Il Bitcoin è sdoganato
In particolare Reinsertsen ha dichiarato che gli investitori ormai hanno incluso bitcoin in una sorta di paniere insieme con altri beni rifugio nei quali investire quando l’aria che tira inizia a diventare cattiva. Più nello specifico la sensazione, allo stato attuale delle cose, è che bitcoin stia crescendo sull’onda della liquidità che gli arriva dagli investitori cinesi che, anche e forse soprattutto a causa delle politiche sui dazi di Trump, vedono la loro valuta fiat svalutarsi sui livelli dei minimi storici e le tensioni con gli USA crescere esponenzialmente; al netto delle questioni meramente economiche, però, io penso che qui il punto non sia tanto se l’economia vada bene o male, penso che sia proprio una questione di fiducia. Sempre più persone, in altre parole, non si fidano più delle proprie istituzioni e, di conseguenza, preferiscono accantonare il proprio denaro in bitcoin; ovviamente quando l’economia va male il clima di sfiducia peggiora ulteriormente mentre, al contrario, quando l’economia è in ripresa la sfiducia smette, almeno fino alla successiva crisi, di dilagare.
E’ un discrimine importante da introdurre, perché secondo il mio punto di vista in passato non sarebbe mai bastata una crisi economica, sia pure pesante come quella del 2008, a rendere bitcoin ciò che è diventato; se oggi la moneta di Satoshi è diventata così rilevante ed è stata capace di costruire intorno a se una fiducia che non sembrava immaginabile è solo perché sono le istituzioni (a partire dai governi) ad aver perso la fiducia dei cittadini. La crisi del 2008, più di ogni altra cosa, ha dimostrato per l’ennesima volta l’incapacità dei governi a farsi trovare pronti quando dovrebbero, cosa che è emersa con ancora maggiore chiarezza qui in Europa dove prima di prendere le necessarie contromisure alla crisi del 2008 si sono persi anni; oggi, quindi, ci troviamo in un’epoca in cui i governi e le istituzioni sembrano più vecchie, inadeguate e lente che mai, ed ecco come e perché si sono generate le condizioni indispensabili al successo di bitcoin.
Riguardando le cose col senno di poi appare veramente un caso più unico che raro il modo in cui gli eventi si sono succeduti creando tutte le condizioni che erano imprescindibili affinchè bitcoin potesse sopravvivere alla prova del tempo; sia da un punto di vista tecnologico, che politico ed economico si è venuta a creare una convergenza di condizioni favorevoli che ha rafforzato bitcoin permettendogli di sopravvivere.
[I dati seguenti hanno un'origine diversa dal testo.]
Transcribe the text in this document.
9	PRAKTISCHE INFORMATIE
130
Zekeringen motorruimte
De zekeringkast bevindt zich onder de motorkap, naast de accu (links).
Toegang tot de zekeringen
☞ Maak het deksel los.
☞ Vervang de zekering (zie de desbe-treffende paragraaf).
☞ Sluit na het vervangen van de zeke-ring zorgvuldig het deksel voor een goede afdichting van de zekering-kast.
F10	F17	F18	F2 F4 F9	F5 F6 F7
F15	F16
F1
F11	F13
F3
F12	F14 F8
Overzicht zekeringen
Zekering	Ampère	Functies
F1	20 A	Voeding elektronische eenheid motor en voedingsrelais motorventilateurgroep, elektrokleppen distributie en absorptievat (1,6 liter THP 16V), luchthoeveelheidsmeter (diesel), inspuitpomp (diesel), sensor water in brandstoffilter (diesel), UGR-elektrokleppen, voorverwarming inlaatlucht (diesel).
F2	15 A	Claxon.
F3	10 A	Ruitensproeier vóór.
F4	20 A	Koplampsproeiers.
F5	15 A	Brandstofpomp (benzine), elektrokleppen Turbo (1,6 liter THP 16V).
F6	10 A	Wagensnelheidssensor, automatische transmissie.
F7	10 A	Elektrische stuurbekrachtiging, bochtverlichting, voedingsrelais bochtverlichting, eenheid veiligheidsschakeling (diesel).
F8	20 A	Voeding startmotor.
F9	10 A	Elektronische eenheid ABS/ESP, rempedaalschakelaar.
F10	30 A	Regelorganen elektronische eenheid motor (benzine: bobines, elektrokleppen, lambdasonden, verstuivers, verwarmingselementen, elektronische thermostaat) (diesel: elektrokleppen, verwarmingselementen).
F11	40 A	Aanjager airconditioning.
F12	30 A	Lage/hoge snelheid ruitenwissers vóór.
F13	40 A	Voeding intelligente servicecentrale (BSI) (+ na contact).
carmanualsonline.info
Da un punto di vista tecnologico se internet e smartphone non fossero stati già fenomeni di massa probabilmente bitcoin sarebbe rimasto un fenomeno di nicchia, a livello politico il degrado nella qualità della classe dirigente ha favorito l’instaurarsi di un clima di sfiducia mentre la crisi del 2008, a livello economico, ha assestato il colpo di grazia facendo rendere conto a milioni di persone che serviva un’alternativa; se tutte queste cose, in questi tre differenti campi, non si fossero verificate così come si sono verificate, o fossero avvenute con tempistiche differenti, delle due l’una, o Satoshi non avrebbe mai inventato bitcoin (è risaputo che proprio la crisi dei mutui subprime lo spinse a inventare la moneta crittografica) o comunque bitcoin non avrebbe potuto reggere alla prova del tempo.